We spend so much of our lives looking forward that sometimes it's easy to forget to look back. So today we're going back to school—to history class, that is. You might be surprised by how much dining room furniture has changed over the centuries (both in purpose and style), and particularly by how much the function of dining rooms has changed.
Let's start with the centerpiece of any dining room, new or old: the table. This word was introduced in the 12th century in its Latin form, tabula, and with the original meaning "a board or a plank." It is believed that the Egyptians were the first people to have tables. Theirs were made of wood and were short like our modern-day coffee table, but were pedestal-style rather than having legs. Egyptians took their meals while sitting on the floor, though, and most references indicate that they did not actually use the table when eating. Rather, the table served two main purposes: (1) a place to offer foods to deceased relatives and (2) a place to keep things off the floor.
The table first became the dining room table—and thereby purposed primarily for eating—in the homes of Greeks and Romans. Tables of this era were called trestle tables and were made of stone, marble, wood, or metal. The trestle table is characterized by four legs linked by two beams in the shape of an "x." Many dining room tables of this time period were large and round or semicircle in shape.
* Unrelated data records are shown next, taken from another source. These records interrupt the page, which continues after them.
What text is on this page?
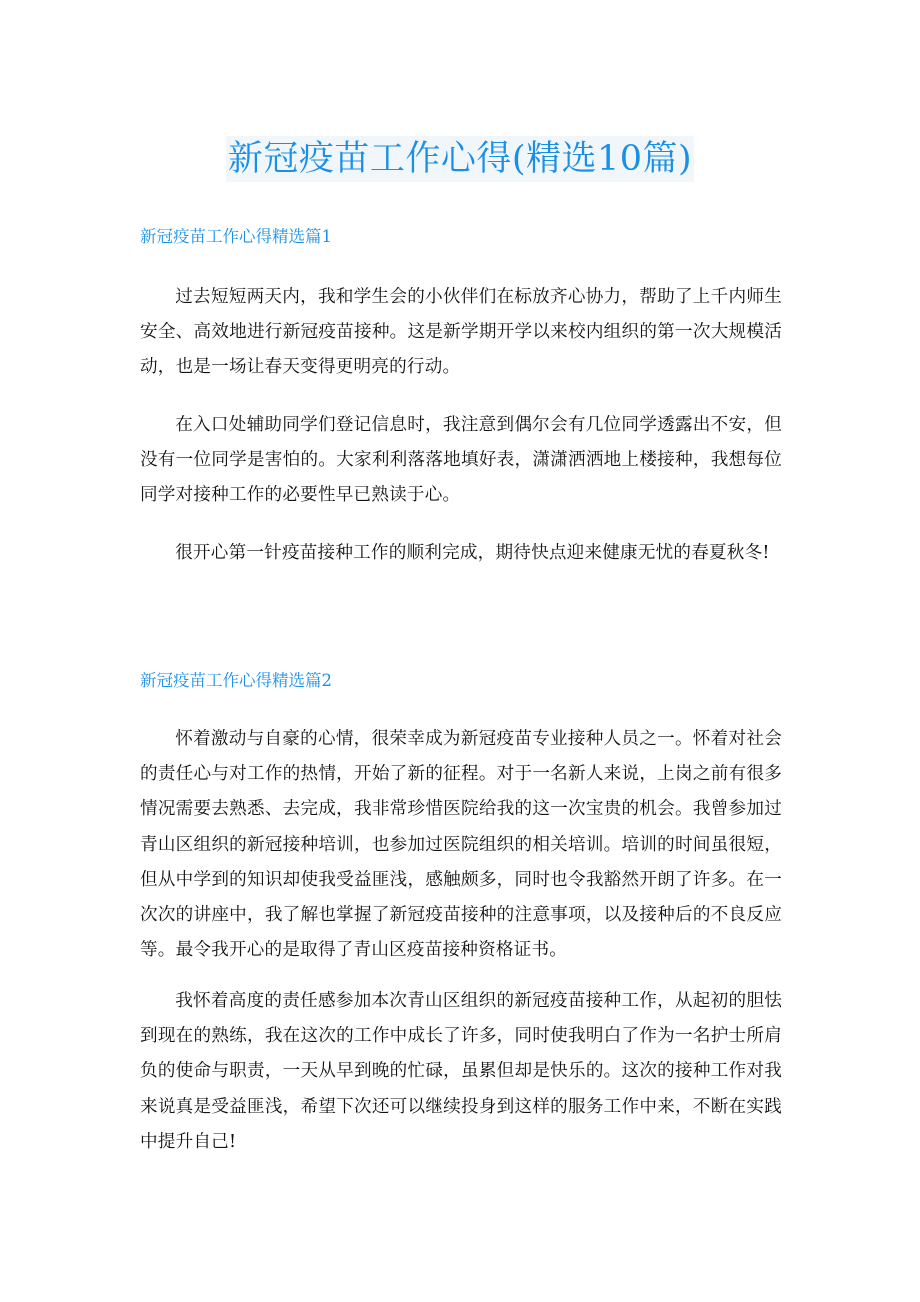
新冠疫苗工作心得(精选10篇)
新冠疫苗工作心得精选篇1

过去短短两天内，我和学生会的小伙伴们在标放齐心协力，帮助了上千内师生安全、高效地进行新冠疫苗接种。这是新学期开学以来校内组织的第一次大规模活动，也是一场让春天变得更明亮的行动。

在入口处辅助同学们登记信息时，我注意到偶尔会有几位同学透露出不安，但没有一位同学是害怕的。大家利利落落地填好表，潇潇洒洒地上楼接种，我想每位同学对接种工作的必要性早已熟读于心。

很开心第一针疫苗接种工作的顺利完成，期待快点迎来健康无忧的春夏秋冬!

新冠疫苗工作心得精选篇2

怀着激动与自豪的心情，很荣幸成为新冠疫苗专业接种人员之一。怀着对社会的责任心与对工作的热情，开始了新的征程。对于一名新人来说，上岗之前有很多情况需要去熟悉、去完成，我非常珍惜医院给我的这一次宝贵的机会。我曾参加过青山区组织的新冠接种培训，也参加过医院组织的相关培训。培训的时间虽很短，但从中学到的知识却使我受益匪浅，感触颇多，同时也令我豁然开朗了许多。在一次次的讲座中，我了解也掌握了新冠疫苗接种的注意事项，以及接种后的不良反应等。最令我开心的是取得了青山区疫苗接种资格证书。

我怀着高度的责任感参加本次青山区组织的新冠疫苗接种工作，从起初的胆怯到现在的熟练，我在这次的工作中成长了许多，同时使我明白了作为一名护士所肩负的使命与职责，一天从早到晚的忙碌，虽累但却是快乐的。这次的接种工作对我来说真是受益匪浅，希望下次还可以继续投身到这样的服务工作中来，不断在实践中提升自己!
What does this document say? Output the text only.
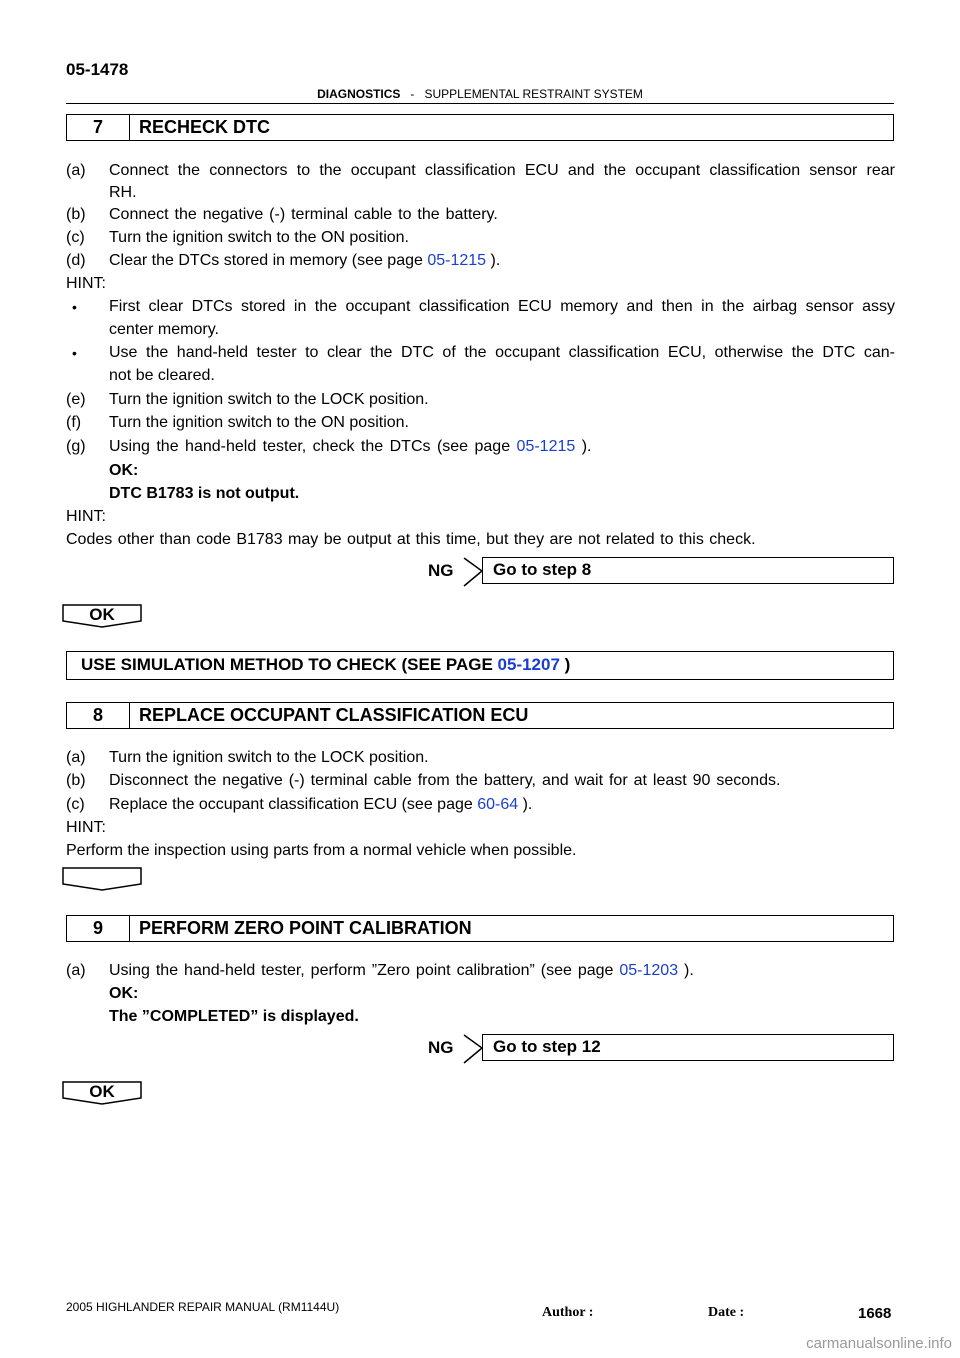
05-1478
DIAGNOSTICS - SUPPLEMENTAL RESTRAINT SYSTEM
7	RECHECK DTC
(a) Connect the connectors to the occupant classification ECU and the occupant classification sensor rear
RH.
(b) Connect the negative (-) terminal cable to the battery.
(c) Turn the ignition switch to the ON position.
(d) Clear the DTCs stored in memory (see page 05-1215 ).
HINT:
• First clear DTCs stored in the occupant classification ECU memory and then in the airbag sensor assy
center memory.
• Use the hand-held tester to clear the DTC of the occupant classification ECU, otherwise the DTC can-
not be cleared.
(e) Turn the ignition switch to the LOCK position.
(f) Turn the ignition switch to the ON position.
(g) Using the hand-held tester, check the DTCs (see page 05-1215 ).
OK:
DTC B1783 is not output.
HINT:
Codes other than code B1783 may be output at this time, but they are not related to this check.
NG	Go to step 8
OK
USE SIMULATION METHOD TO CHECK (SEE PAGE 05-1207 )
8	REPLACE OCCUPANT CLASSIFICATION ECU
(a) Turn the ignition switch to the LOCK position.
(b) Disconnect the negative (-) terminal cable from the battery, and wait for at least 90 seconds.
(c) Replace the occupant classification ECU (see page 60-64 ).
HINT:
Perform the inspection using parts from a normal vehicle when possible.
9	PERFORM ZERO POINT CALIBRATION
(a) Using the hand-held tester, perform ”Zero point calibration” (see page 05-1203 ).
OK:
The ”COMPLETED” is displayed.
NG	Go to step 12
OK
2005 HIGHLANDER REPAIR MANUAL (RM1144U)	Author :	Date :	1668
carmanualsonline.info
The trestle table was the most common form of table until the 16th century, when stronger frame-based structures such as refectory tables took over. A refectory table is likely what you picture in your mind's eye when you think of a Medieval banquet-style table. These elongated tables were originally used in monks' dining halls and were made of oak or walnut, using the trestle-style "x" support beams positioned very low to the floor for strength and durability.
A "food for thought" factoid to leave you with:
Soldiers of the Middle Ages used their shield upon their lap as their plate and their sword as a knife.